Frequently Asked Questions
- 1. What is a matrix and how is it used in math?
- A matrix is a rectangular array of numbers in rows and columns. It is used to represent systems of linear equations, perform geometric transformations, model networks, and encode data in statistics and machine learning. This matrix solver handles 2×2, 3×3, and 4×4 matrices across 18 different operations.
- 2. How do you calculate the determinant of a 3×3 matrix?
- Expand along the first row. For each element a₁ⱼ, multiply by (−1)^(1+j) and the determinant of the 2×2 submatrix formed by removing row 1 and column j. Sum the three results. This solver shows every cofactor and submatrix determinant step so you can follow along and verify each stage.
- 3. How do you find the inverse of a 3×3 matrix step by step?
- Form the augmented matrix [A | I₃] and apply Gauss-Jordan elimination (row operations) until the left side becomes I₃. The right side is then A⁻¹. If the left side cannot be reduced to I₃ (because det(A) = 0), then A has no inverse. This solver performs all row operations and shows each step.
- 4. How do you multiply matrices correctly?
- To multiply A (m×n) by B (n×p), each entry of the result C[i][j] is the dot product of row i of A and column j of B. The inner dimensions must match: the number of columns in A must equal the number of rows in B. Remember that A×B ≠ B×A in general — matrix multiplication is not commutative.
- 5. What is RREF and how do you use it to solve equations?
- RREF (Reduced Row Echelon Form) is found by Gauss-Jordan elimination. Each pivot is 1 and is the only nonzero entry in its column. To solve Ax = b, form the augmented matrix [A | b], reduce it to RREF, and read off the solution directly. This calculator applies RREF to your matrix and shows every row operation used.
- 6. How do you find eigenvalues and eigenvectors of a 2×2 matrix?
- Set up the characteristic equation det(A − λI) = 0. For a 2×2 matrix [[a,b],[c,d]], this gives λ² − (a+d)λ + (ad−bc) = 0. Solve for λ using the quadratic formula to get the eigenvalues. For each eigenvalue, substitute into (A − λI)v = 0 and solve for the eigenvector v. This solver shows all steps including eigenvector calculation.
- 7. What is LU decomposition and when do you use it?
- LU decomposition factors A into a lower triangular matrix L and upper triangular matrix U so that A = LU. It is used to efficiently solve systems Ax = b (especially when b changes but A stays fixed), compute determinants (det(A) = product of U's diagonal), and in numerical methods for larger systems. This tool shows both L and U matrices with the elimination steps.

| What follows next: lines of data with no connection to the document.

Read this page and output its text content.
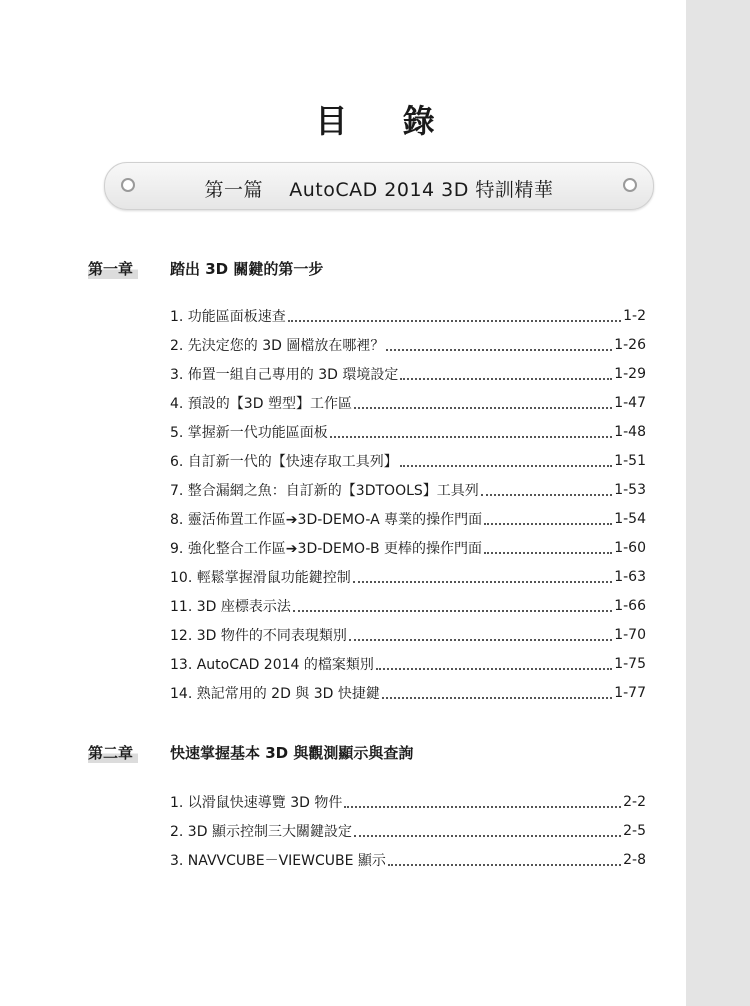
目 錄
第一篇 AutoCAD 2014 3D 特訓精華
第一章	踏出 3D 關鍵的第一步
1. 功能區面板速查	1-2
2. 先決定您的 3D 圖檔放在哪裡？	1-26
3. 佈置一組自己專用的 3D 環境設定	1-29
4. 預設的【3D 塑型】工作區	1-47
5. 掌握新一代功能區面板	1-48
6. 自訂新一代的【快速存取工具列】	1-51
7. 整合漏網之魚：自訂新的【3DTOOLS】工具列	1-53
8. 靈活佈置工作區➔3D-DEMO-A 專業的操作門面	1-54
9. 強化整合工作區➔3D-DEMO-B 更棒的操作門面	1-60
10. 輕鬆掌握滑鼠功能鍵控制	1-63
11. 3D 座標表示法	1-66
12. 3D 物件的不同表現類別	1-70
13. AutoCAD 2014 的檔案類別	1-75
14. 熟記常用的 2D 與 3D 快捷鍵	1-77
第二章	快速掌握基本 3D 與觀測顯示與查詢
1. 以滑鼠快速導覽 3D 物件	2-2
2. 3D 顯示控制三大關鍵設定	2-5
3. NAVVCUBE－VIEWCUBE 顯示	2-8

- 8. What is the difference between the cofactor matrix and the adjoint?
- The cofactor C[i][j] is (−1)^(i+j) × the minor determinant (the determinant of the submatrix with row i and column j removed). The cofactor matrix collects all these cofactors. The adjoint (adjugate) is the transpose of the cofactor matrix. The relationship A⁻¹ = adj(A) / det(A) connects both to the inverse.
- 9. Can I use this matrix calculator for AP, IB, or college linear algebra?
- Yes. The operations covered here — determinant, inverse, multiplication, RREF, rank, eigenvalues, LU decomposition, cofactor, adjoint, and characteristic polynomial — appear across AP Precalculus, AP Calculus (parametric and transformation problems), IB Mathematics HL, and college-level Linear Algebra, Numerical Methods, and Engineering Mathematics courses.
- 10. What is the matrix norm and what does it measure?
- This solver computes the Frobenius norm: ||A||_F = √(sum of all squared entries). It measures the overall magnitude of a matrix, analogous to the length of a vector. It is used in optimization, numerical analysis, and machine learning (for example, in regularization to control the size of weight matrices in neural networks).